Are the schools prepared?Washington educators react to Friday’s Sandy Hook shooting
Friday’s mass shooting at Sandy Hook Elementary School in Newtown, Conn. traumatized the nation. School officials in Washington County said they were shocked by the news.
Stewart Elementary Principal Adam Miller said he felt terrible for the families of the victims.
“My first instinct was to think of the victims and their parents,” he said. “I prayed throughout the day for those families. I kept thinking about our own school, wondering if we are prepared for this.”
Washington Schools Superintendent Mike Jorgensen said every building in the district prepares for emergencies, such as a school shooting, through lockdown drills. The schools will run lockdown drills when the students are in the building, and the schools also invite the police and sheriff’s department into the buildings to perform SWAT training.
Jorgensen said all four school buildings in the district lock every door but one while school is in session.
“We have security cameras in all of our buildings,” he said. “In two of the buildings, we have secured entryways, which means everyone has to go through the office.”
Jorgensen added that every “parent or administrator has a big ball in the pit of their stomach right now.”
“It was a scary feeling on Friday,” he said. “Every time you hear about it, you know it could be your school next. This is the first time we’ve seen it happen to kids at this age level.
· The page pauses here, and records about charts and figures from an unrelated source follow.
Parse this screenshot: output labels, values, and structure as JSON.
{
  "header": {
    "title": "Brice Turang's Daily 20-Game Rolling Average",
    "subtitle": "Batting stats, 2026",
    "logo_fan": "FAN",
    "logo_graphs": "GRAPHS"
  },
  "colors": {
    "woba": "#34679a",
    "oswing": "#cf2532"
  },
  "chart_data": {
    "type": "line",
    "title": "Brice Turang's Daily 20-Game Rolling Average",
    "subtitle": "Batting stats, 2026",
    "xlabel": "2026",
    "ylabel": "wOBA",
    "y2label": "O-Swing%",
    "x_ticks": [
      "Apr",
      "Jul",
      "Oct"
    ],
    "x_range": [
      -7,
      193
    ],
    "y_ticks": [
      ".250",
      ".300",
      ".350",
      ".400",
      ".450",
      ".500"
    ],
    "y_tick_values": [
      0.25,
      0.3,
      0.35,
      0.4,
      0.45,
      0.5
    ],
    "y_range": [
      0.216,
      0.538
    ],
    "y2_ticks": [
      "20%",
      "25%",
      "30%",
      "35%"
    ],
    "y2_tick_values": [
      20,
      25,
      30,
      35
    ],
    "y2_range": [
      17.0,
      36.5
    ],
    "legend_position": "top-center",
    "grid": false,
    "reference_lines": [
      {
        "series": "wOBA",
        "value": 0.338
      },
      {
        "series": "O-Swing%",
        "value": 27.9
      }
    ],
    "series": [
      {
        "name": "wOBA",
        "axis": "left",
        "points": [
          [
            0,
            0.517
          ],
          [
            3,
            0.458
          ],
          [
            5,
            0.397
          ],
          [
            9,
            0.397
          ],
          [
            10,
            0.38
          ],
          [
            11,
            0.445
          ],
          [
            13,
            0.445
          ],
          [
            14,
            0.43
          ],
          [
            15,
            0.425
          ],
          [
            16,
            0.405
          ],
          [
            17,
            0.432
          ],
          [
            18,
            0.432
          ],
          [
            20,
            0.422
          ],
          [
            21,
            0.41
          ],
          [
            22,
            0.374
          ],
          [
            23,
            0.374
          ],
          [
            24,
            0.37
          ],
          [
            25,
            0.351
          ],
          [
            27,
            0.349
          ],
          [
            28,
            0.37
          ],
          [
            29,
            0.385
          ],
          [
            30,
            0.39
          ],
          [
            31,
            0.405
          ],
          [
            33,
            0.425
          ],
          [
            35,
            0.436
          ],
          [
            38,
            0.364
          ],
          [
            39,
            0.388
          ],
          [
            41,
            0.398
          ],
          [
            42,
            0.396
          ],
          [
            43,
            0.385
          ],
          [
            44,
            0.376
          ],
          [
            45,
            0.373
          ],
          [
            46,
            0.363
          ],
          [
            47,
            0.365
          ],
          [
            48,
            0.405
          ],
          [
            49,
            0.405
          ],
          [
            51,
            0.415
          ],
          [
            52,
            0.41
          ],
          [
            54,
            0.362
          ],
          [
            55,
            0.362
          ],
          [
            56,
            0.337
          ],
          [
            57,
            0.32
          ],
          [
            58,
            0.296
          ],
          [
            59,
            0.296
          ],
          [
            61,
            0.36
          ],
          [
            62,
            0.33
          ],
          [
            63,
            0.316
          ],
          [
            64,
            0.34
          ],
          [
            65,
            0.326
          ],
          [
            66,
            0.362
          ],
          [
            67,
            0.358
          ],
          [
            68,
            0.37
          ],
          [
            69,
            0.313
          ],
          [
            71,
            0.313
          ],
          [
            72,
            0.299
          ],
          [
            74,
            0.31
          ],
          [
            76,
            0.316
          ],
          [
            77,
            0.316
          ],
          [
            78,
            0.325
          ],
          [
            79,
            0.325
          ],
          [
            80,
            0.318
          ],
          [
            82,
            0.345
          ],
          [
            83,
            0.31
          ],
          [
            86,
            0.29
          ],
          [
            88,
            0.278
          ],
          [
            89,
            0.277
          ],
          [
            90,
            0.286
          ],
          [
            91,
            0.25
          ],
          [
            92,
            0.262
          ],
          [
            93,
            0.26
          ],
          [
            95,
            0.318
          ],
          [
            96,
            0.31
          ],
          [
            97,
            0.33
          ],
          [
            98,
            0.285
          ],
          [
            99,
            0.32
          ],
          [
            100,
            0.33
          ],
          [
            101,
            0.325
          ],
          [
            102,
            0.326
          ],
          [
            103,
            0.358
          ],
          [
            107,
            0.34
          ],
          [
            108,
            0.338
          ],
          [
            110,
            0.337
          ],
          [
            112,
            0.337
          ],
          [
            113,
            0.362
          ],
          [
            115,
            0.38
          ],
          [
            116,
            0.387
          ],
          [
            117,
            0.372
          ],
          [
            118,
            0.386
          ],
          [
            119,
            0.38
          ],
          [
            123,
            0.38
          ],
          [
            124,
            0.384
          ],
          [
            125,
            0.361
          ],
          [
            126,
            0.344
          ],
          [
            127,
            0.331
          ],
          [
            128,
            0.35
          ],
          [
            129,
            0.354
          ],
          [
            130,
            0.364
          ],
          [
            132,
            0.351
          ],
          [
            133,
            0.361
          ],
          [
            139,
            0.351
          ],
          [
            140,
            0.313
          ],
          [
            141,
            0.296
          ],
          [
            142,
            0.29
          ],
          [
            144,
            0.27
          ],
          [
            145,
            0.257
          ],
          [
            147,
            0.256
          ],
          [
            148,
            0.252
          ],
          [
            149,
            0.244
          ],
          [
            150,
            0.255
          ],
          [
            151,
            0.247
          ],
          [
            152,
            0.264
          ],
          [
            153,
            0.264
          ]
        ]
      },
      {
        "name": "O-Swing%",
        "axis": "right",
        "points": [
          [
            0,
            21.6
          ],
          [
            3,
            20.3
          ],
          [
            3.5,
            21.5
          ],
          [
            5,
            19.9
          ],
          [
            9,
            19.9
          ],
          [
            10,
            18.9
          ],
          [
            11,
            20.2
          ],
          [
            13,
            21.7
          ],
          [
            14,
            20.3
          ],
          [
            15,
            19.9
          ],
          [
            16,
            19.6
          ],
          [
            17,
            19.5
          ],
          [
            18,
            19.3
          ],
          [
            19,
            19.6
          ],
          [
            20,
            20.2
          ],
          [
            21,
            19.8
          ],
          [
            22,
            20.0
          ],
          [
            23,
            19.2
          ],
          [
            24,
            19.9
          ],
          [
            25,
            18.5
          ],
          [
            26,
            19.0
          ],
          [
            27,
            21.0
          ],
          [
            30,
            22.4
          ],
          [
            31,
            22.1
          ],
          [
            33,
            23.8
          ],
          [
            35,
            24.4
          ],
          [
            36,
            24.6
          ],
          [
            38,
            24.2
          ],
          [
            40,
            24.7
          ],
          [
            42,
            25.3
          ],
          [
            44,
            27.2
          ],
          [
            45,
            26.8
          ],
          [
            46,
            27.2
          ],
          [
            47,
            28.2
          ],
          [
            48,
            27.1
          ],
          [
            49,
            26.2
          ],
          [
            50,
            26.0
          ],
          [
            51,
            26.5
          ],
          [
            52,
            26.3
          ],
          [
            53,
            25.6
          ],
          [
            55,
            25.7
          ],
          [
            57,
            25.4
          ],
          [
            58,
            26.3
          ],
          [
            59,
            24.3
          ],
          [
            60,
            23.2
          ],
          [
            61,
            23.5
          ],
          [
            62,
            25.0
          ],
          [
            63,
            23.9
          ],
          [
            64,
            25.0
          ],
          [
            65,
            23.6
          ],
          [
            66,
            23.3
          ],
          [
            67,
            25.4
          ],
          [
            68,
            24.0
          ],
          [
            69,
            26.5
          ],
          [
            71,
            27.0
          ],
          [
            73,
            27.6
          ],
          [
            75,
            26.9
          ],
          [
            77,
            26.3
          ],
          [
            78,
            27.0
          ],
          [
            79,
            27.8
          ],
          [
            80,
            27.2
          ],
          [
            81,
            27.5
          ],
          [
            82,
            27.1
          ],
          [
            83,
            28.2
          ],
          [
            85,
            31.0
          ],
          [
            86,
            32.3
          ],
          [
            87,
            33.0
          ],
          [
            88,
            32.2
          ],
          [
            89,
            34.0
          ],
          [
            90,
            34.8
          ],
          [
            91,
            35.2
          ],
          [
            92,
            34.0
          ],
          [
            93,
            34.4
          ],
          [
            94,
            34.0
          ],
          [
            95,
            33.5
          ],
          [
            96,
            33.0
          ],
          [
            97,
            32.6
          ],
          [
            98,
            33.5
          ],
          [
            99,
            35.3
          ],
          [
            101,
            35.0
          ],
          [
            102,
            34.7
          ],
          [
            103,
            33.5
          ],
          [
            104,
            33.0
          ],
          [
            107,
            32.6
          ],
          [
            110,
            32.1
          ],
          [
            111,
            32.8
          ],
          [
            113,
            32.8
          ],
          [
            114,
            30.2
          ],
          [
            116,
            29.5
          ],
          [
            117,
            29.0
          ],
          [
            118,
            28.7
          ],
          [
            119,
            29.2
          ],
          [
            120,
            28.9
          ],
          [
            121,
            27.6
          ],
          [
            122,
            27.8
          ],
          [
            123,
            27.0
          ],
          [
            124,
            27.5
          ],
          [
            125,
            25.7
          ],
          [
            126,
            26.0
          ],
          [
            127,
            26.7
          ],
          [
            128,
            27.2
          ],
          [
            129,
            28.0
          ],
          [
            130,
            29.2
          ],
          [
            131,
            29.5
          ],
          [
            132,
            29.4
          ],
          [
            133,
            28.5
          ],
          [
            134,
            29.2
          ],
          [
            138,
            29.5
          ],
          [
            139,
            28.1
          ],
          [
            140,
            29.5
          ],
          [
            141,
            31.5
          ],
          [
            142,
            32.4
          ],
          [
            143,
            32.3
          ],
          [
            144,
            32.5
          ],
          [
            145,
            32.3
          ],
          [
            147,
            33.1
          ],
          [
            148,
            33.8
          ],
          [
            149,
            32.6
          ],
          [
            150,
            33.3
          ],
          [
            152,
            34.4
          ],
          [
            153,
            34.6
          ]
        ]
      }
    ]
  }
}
It’s very depressing.”
Miller said the four buildings in the district develop the same lockdown procedures to allow for easy coordination with the police.
“We do a lockdown drill every year,” he said. “The police check to make sure our plan ran smoothly, then they debrief us on our emergency procedures.”
Miller said the teachers and administrators have a flip chart they go over about how to respond to various emergencies.
“We focus a lot on preparation,” he said. “If something were to happen, you have to react with the skills you’ve learned beforehand.”
Lincoln Elementary Principal Dave Hoffman said he was heartbroken to learn of the tragedy at Sandy Hook Elementary. He said he did not alert the students to it that afternoon because he did not want to scare them.
“That’s something that’s best for them to talk about with their parents,” he said. “We’ll let the schools do the follow-up.”
Hoffman said he wants to reassure parents and children that schools are a safe place.
“We try to make our buildings as safe as possible,” he said.
Hoffman said the joint training the teachers do with the police is normally conducted on teacher work days. He said the teachers just performed a lockdown drill a month or two ago.
Guns are not allowed on school premises in Iowa. Hoffman expects there will soon be further debate on guns, school safety, and mental issues at the federal level. He said he hopes that teachers do not have to carry guns in order to ensure safety in the schools, but he added that “things are sure headed that way.”
Jorgensen added that he also believed Sandy Hook followed all its safety procedures, but that did not prevent the tragedy. He said there is no way a school can prevent a shooting with 100 percent certainty.
Jorgensen has a meeting Wednesday with the police and the sheriff’s departments. He said it was planned before the Sandy Hook shooting and was not arranged as a reaction to it.
“We’re always reviewing safety procedures,” he said. “I’m sure that, as a result of what happened, there will be other guidelines and information that will change our plans. I have a feeling there will be a significant response on the federal level. Whether that’s through gun control or more money for security, I don’t know.”